To this point, Ortio has shown us the NHL is where he belongs. What he hasn’t shown, though, is number one caliber stuff. As it stands right now, I’d be comfortable with Ortio in a backup role, but that save percentage is going to have to come up for him to truly enter into a conversation about being an everyday starter. As we said earlier, he’s still young, so that may still come. For now, though, we can only go on what we know.
One of Ortio’s biggest problems in the NHL has been consistency. We’ve definitely seen multiple strong performances from him. This season, those performances started to be strung together with more regularity, too. But Ortio still mixes in too many below-average games right now.
For instance, in the 17 game sample size we talked about above, Ortio still had seven games where his save percentage dipped below the 0.900 mark. That’s more than one in three occasions and only slightly less than every other outing. To start knocking on the door as a regular starter, Ortio is going to have to lower that rate.
Finally, before signing Ortio to another deal, Calgary needs to truly evaluate their big picture plans between the pipes. I think we all agree the team needs to find a solution at some point in the near future, ideally this summer. Is Ortio a longterm fit with the Flames? Right now, it’s tough to definitively answer one way or another. The fact the immediate response isn’t yes, though, puts this bullet point in the con category.
This one is simple for me: qualify Ortio and sign him to a one year deal. Yeah, I put some cons in here to balance the article, and yeah the drawbacks I pointed at are all valid. But in the end, I think the positives far outweigh the negatives in his his case. Ortio had his best NHL year yet, is still young with a higher ceiling I think he can reach, and will come at an affordable price. For those reasons I think he should be in the fold for training camp come September.
After being acquired early in the season from Tampa Bay, Poulin was solid if not spectacular in his time with the AHL’s Stockton Heat. In 29 appearances, Poulin finished 14-11-3 with a 0.909 save percentage and was Stockton’s best regular goaltender.
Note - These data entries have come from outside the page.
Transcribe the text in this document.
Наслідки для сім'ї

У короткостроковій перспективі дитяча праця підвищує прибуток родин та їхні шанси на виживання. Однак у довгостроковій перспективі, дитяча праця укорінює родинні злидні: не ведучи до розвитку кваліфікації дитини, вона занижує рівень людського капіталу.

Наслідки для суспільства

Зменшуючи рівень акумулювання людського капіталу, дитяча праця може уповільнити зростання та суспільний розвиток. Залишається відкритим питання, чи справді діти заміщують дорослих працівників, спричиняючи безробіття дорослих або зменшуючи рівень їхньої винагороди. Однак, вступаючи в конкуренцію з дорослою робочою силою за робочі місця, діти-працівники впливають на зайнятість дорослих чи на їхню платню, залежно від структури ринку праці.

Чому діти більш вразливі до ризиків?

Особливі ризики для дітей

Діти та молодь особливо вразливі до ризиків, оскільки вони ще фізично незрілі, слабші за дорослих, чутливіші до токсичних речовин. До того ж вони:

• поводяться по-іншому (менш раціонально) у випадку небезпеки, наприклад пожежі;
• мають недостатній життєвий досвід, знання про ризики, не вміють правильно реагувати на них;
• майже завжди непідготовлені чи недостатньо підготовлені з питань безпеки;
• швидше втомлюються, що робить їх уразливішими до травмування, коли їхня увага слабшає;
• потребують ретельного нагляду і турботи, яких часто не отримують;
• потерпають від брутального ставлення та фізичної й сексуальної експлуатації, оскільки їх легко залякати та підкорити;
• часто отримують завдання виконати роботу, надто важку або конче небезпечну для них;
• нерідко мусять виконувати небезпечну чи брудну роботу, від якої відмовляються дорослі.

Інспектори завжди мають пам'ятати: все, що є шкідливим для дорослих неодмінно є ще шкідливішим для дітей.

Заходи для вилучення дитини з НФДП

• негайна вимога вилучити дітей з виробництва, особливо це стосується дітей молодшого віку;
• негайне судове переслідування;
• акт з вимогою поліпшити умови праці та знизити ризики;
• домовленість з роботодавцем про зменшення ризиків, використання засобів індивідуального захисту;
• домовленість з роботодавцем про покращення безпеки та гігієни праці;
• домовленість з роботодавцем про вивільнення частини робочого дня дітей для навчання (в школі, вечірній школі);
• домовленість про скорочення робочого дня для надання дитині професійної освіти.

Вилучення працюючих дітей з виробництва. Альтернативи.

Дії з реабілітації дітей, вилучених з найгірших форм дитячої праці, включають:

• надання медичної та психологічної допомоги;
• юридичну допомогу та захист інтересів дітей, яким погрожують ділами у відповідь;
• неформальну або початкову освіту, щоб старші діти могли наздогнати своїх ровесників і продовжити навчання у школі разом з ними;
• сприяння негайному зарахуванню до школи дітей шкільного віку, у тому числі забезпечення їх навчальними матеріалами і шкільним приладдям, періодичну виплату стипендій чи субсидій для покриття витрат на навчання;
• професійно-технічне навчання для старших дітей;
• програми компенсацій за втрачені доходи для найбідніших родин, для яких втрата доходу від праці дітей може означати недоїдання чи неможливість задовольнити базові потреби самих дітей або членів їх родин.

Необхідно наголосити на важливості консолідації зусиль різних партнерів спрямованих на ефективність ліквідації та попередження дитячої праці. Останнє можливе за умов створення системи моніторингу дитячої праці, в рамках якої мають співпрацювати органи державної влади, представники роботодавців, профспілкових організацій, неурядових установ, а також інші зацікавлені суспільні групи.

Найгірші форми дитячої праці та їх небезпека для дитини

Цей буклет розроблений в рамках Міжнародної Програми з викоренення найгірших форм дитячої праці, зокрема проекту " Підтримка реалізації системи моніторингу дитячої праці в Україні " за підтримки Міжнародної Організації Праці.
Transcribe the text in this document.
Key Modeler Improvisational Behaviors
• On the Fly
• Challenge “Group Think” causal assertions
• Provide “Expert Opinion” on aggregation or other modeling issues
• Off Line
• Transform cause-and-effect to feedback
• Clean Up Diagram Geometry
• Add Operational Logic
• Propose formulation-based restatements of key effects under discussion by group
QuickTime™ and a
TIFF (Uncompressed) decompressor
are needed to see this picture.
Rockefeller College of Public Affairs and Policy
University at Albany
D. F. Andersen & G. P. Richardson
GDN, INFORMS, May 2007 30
At the age of 26 and with 50 NHL appearances under his belt, Poulin is a nice depth option for any organization. As such, seeing him re-sign with Calgary wouldn’t be a surprise at all and would make lots of sense. It’s not imperative they qualify him, though. Poulin’s NHL totals are mediocre and depth goalies are not hard to come by via trade or free agency.
Verdict: I’m fairly indifferent on this one. If the Flames liked his fit with the Heat, then by all means, give him another contract. The organization is going to need someone to hold down the AHL fort in net next season and Poulin is as good a guy to do that as anyone. If they don’t qualify him, though, there will be plenty of candidates to eat up minor league minutes.